Patient management and outcome
The patient was started on intravenous anticoagulation and dexamethasone and underwent urgent bilateral lower extremity arterial embolectomies and bilateral above knee amputations 1 day after his acute decompensation. Towards the end of the operation, the patient had an episode of acute hypoxia and hypotension. An intra-operative transesophageal echocardiogram displayed a large right pulmonary arterial embolism and despite aggressive resuscitative measures, the patient expired 22 hours postoperatively. An autopsy request was denied by the family.

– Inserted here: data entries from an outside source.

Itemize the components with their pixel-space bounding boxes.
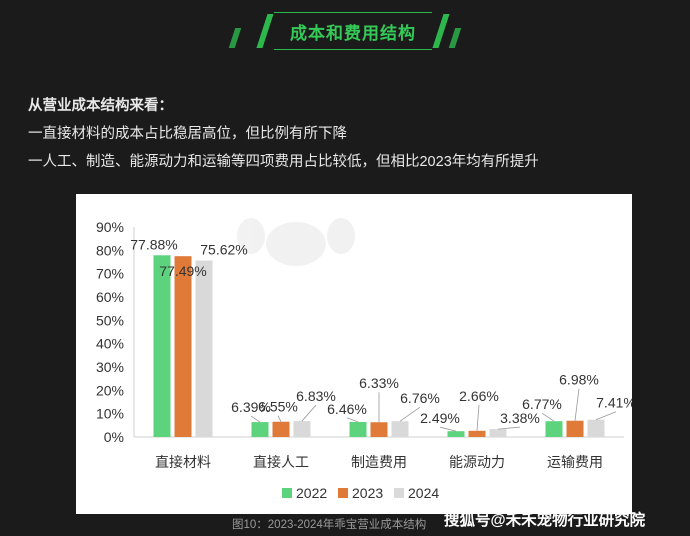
y-tick-label: 80% xyxy=(96,242,124,258)
bar-2024 xyxy=(195,260,213,437)
data-label: 6.39% xyxy=(231,399,271,415)
decor-slash xyxy=(256,14,274,48)
data-label: 6.98% xyxy=(559,372,599,388)
legend-swatch-2024 xyxy=(394,488,404,498)
data-label-leader xyxy=(277,415,282,422)
bar-2023 xyxy=(370,422,388,437)
bar-2022 xyxy=(153,255,171,437)
intro-heading: 从营业成本结构来看： xyxy=(28,98,173,114)
data-label: 3.38% xyxy=(500,410,540,426)
x-tick-label: 制造费用 xyxy=(351,454,407,470)
x-tick-label: 能源动力 xyxy=(449,454,505,470)
data-label-leader xyxy=(541,412,555,422)
data-label-leader xyxy=(476,404,480,431)
data-label: 75.62% xyxy=(200,242,247,258)
y-tick-label: 50% xyxy=(96,312,124,328)
data-label: 2.49% xyxy=(420,410,460,426)
legend-label-2024: 2024 xyxy=(408,485,439,501)
bar-2022 xyxy=(545,421,563,437)
bar-2022 xyxy=(447,431,465,437)
page-title: 成本和费用结构 xyxy=(290,23,416,43)
figure-caption: 图10：2023-2024年乖宝营业成本结构 xyxy=(232,519,427,531)
data-label-leader xyxy=(250,415,261,423)
data-label: 7.41% xyxy=(596,395,632,411)
decor-slash xyxy=(432,14,450,48)
section-header: 成本和费用结构 xyxy=(0,0,690,56)
data-label-leader xyxy=(439,426,457,432)
y-tick-label: 30% xyxy=(96,359,124,375)
data-label: 77.88% xyxy=(130,236,177,252)
legend-label-2022: 2022 xyxy=(296,485,327,501)
decor-slash xyxy=(448,28,462,48)
legend-label-2023: 2023 xyxy=(352,485,383,501)
data-label: 6.83% xyxy=(296,388,336,404)
intro-line-2: 一人工、制造、能源动力和运输等四项费用占比较低，但相比2023年均有所提升 xyxy=(28,154,539,170)
decor-slash xyxy=(228,28,242,48)
data-label-leader xyxy=(301,404,317,422)
y-tick-label: 40% xyxy=(96,336,124,352)
data-label-leader xyxy=(497,426,521,430)
data-label: 6.55% xyxy=(258,399,298,415)
data-label-leader xyxy=(574,388,580,421)
intro-line-1: 一直接材料的成本占比稳居高位，但比例有所下降 xyxy=(28,126,347,142)
data-label: 77.49% xyxy=(159,263,206,279)
data-label-leader xyxy=(399,406,421,422)
data-label-leader xyxy=(346,417,359,423)
y-tick-label: 90% xyxy=(96,219,124,235)
y-tick-label: 20% xyxy=(96,382,124,398)
y-tick-label: 60% xyxy=(96,289,124,305)
y-tick-label: 10% xyxy=(96,406,124,422)
x-tick-label: 直接人工 xyxy=(253,454,309,470)
data-label: 6.33% xyxy=(359,375,399,391)
bar-2022 xyxy=(251,422,269,437)
x-tick-label: 直接材料 xyxy=(155,454,211,470)
bar-2024 xyxy=(587,419,605,437)
bar-2023 xyxy=(174,256,192,437)
bar-2024 xyxy=(293,421,311,437)
watermark-text: 搜狐号@禾禾宠物行业研究院 xyxy=(444,512,646,529)
bar-2023 xyxy=(468,430,486,437)
x-tick-label: 运输费用 xyxy=(547,454,603,470)
data-label: 6.46% xyxy=(327,401,367,417)
bar-2022 xyxy=(349,421,367,437)
chart-card: 0% 10% 20% 30% 40% 50% 60% 70% 80% 90% 直接材料 直接人工 制造费… xyxy=(76,194,636,514)
bar-chart: 0% 10% 20% 30% 40% 50% 60% 70% 80% 90% 直接材料 直接人工 制造费… xyxy=(96,218,636,501)
legend-swatch-2023 xyxy=(338,488,348,498)
y-tick-label: 70% xyxy=(96,266,124,282)
data-label: 2.66% xyxy=(459,388,499,404)
title-box: 成本和费用结构 xyxy=(274,12,432,50)
bar-2024 xyxy=(489,429,507,437)
bar-2023 xyxy=(566,420,584,437)
watermark-paw xyxy=(237,218,355,266)
data-label: 6.77% xyxy=(522,396,562,412)
bar-2024 xyxy=(391,421,409,437)
intro-text: 从营业成本结构来看： 一直接材料的成本占比稳居高位，但比例有所下降 一人工、制造… xyxy=(28,92,539,176)
legend-swatch-2022 xyxy=(282,488,292,498)
data-label: 6.76% xyxy=(400,390,440,406)
y-tick-label: 0% xyxy=(104,429,124,445)
bar-2023 xyxy=(272,421,290,437)
data-label-leader xyxy=(595,411,617,421)
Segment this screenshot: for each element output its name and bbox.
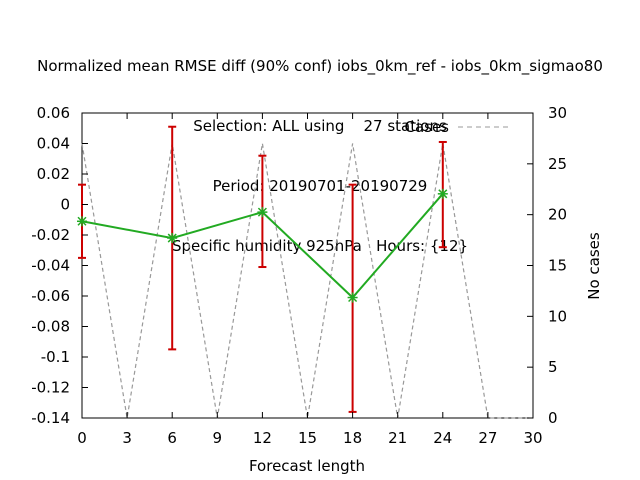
x-axis-label: Forecast length — [249, 457, 365, 475]
data-point — [257, 207, 268, 218]
y-tick-label: -0.1 — [41, 348, 70, 366]
title-line-1: Normalized mean RMSE diff (90% conf) iob… — [37, 57, 603, 75]
x-tick-label: 9 — [213, 429, 223, 447]
y-tick-label: -0.02 — [31, 226, 70, 244]
legend-label-cases: Cases — [404, 118, 449, 136]
y-tick-label: 0.06 — [37, 104, 70, 122]
data-point — [347, 292, 358, 303]
x-tick-label: 0 — [77, 429, 87, 447]
y2-axis-label: No cases — [585, 232, 603, 300]
y2-tick-label: 25 — [548, 155, 567, 173]
y-tick-label: -0.14 — [31, 409, 70, 427]
data-point — [77, 216, 87, 227]
y-tick-label: -0.08 — [31, 318, 70, 336]
y-tick-label: -0.06 — [31, 287, 70, 305]
x-tick-label: 21 — [388, 429, 407, 447]
y-tick-label: 0.02 — [37, 165, 70, 183]
y2-tick-label: 20 — [548, 206, 567, 224]
main-series-layer — [77, 188, 448, 303]
y-tick-label: 0 — [60, 196, 70, 214]
title-line-4: Specific humidity 925hPa Hours: {12} — [171, 237, 469, 255]
x-tick-label: 18 — [343, 429, 362, 447]
y-tick-label: 0.04 — [37, 135, 70, 153]
y2-tick-label: 0 — [548, 409, 558, 427]
legend: Cases — [404, 118, 512, 136]
chart-title: Normalized mean RMSE diff (90% conf) iob… — [0, 16, 640, 276]
plot-area-frame — [81, 112, 534, 419]
cases-line — [81, 143, 533, 419]
data-point — [437, 188, 448, 199]
x-tick-label: 3 — [122, 429, 132, 447]
title-line-3: Period: 20190701-20190729 — [212, 177, 428, 195]
y-tick-label: -0.12 — [31, 379, 70, 397]
x-tick-label: 30 — [523, 429, 542, 447]
y2-tick-label: 10 — [548, 307, 567, 325]
x-tick-label: 12 — [253, 429, 272, 447]
x-tick-label: 27 — [478, 429, 497, 447]
cases-layer — [81, 143, 533, 419]
y2-tick-label: 5 — [548, 358, 558, 376]
x-tick-label: 15 — [298, 429, 317, 447]
y2-tick-label: 15 — [548, 257, 567, 275]
axes-layer: 0 3 6 9 12 15 18 21 24 27 30 0.06 0.04 0.02 0 -0.02 -0.0… — [31, 104, 567, 447]
error-bars-layer — [78, 125, 447, 413]
y2-tick-label: 30 — [548, 104, 567, 122]
y-tick-label: -0.04 — [31, 257, 70, 275]
x-tick-label: 24 — [433, 429, 452, 447]
x-tick-label: 6 — [167, 429, 177, 447]
data-point — [167, 233, 178, 244]
title-line-2: Selection: ALL using 27 stations — [193, 117, 447, 135]
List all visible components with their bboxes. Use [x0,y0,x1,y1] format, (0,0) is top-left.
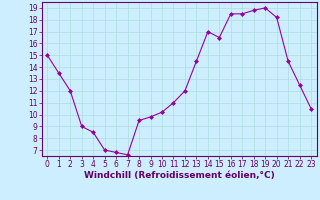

Acute aortic occlusion is an uncommon but catastrophic cause of lower extremity paralysis, primarily due to either in situ thrombosis of an atherosclerotic abdominal aorta or embolization from a cardiac source.1,2 Rare causes include blunt abdominal trauma and extrinsic compression of the abdominal aorta by intraperitoneal structures.3 The most common presenting symptom of acute aortic occlusion is bilateral lower extremity ischemia characterized by paresthesias, numbness, and motor and sensory deficits. However, the symptoms of severe ischemia, including loss of distal pulses and pallor, can have a delayed onset of more than 6 hours,4 and such an attenuation of these classic acute arterial occlusion symptoms may prevent a timely diagnosis. Thus, femoral pulses should be closely examined in any patient presenting with acute onset of lower extremity paralysis, and if absent, this warrants strong consideration of acute aortic occlusion in the differential diagnosis. The significant mortality (21%-52%) and morbidity (75%) associated with this condition requires prompt recognition, immediate anticoagulation to prevent thrombus propagation, and early surgical intervention.5 Diagnostic imaging modalities to establish a diagnosis include angiography (aortogram), computed tomography with intravenous contrast, and MRA; however, availability, timeliness of acquisition, and allergies to contrast material determine which study is appropriate.6 Clinical status and ability to reestablish blood flow to the lower extremities dictates whether bilateral transfemoral embolectomies is sufficient, or a more extensive procedure, such as aortobifemoral bypass, is required.2
In regards to our patient, given his history of a possible colonic and/or prostatic malignancy, the etiology of his acute aortic occlusion (in conjunction with atherosclerosis) was likely due to a hypercoaguable state. This setting, along with the risk of venous thromboembolism associated with surgery, was likely the cause of the patient's perioperative fatal pulmonary embolism.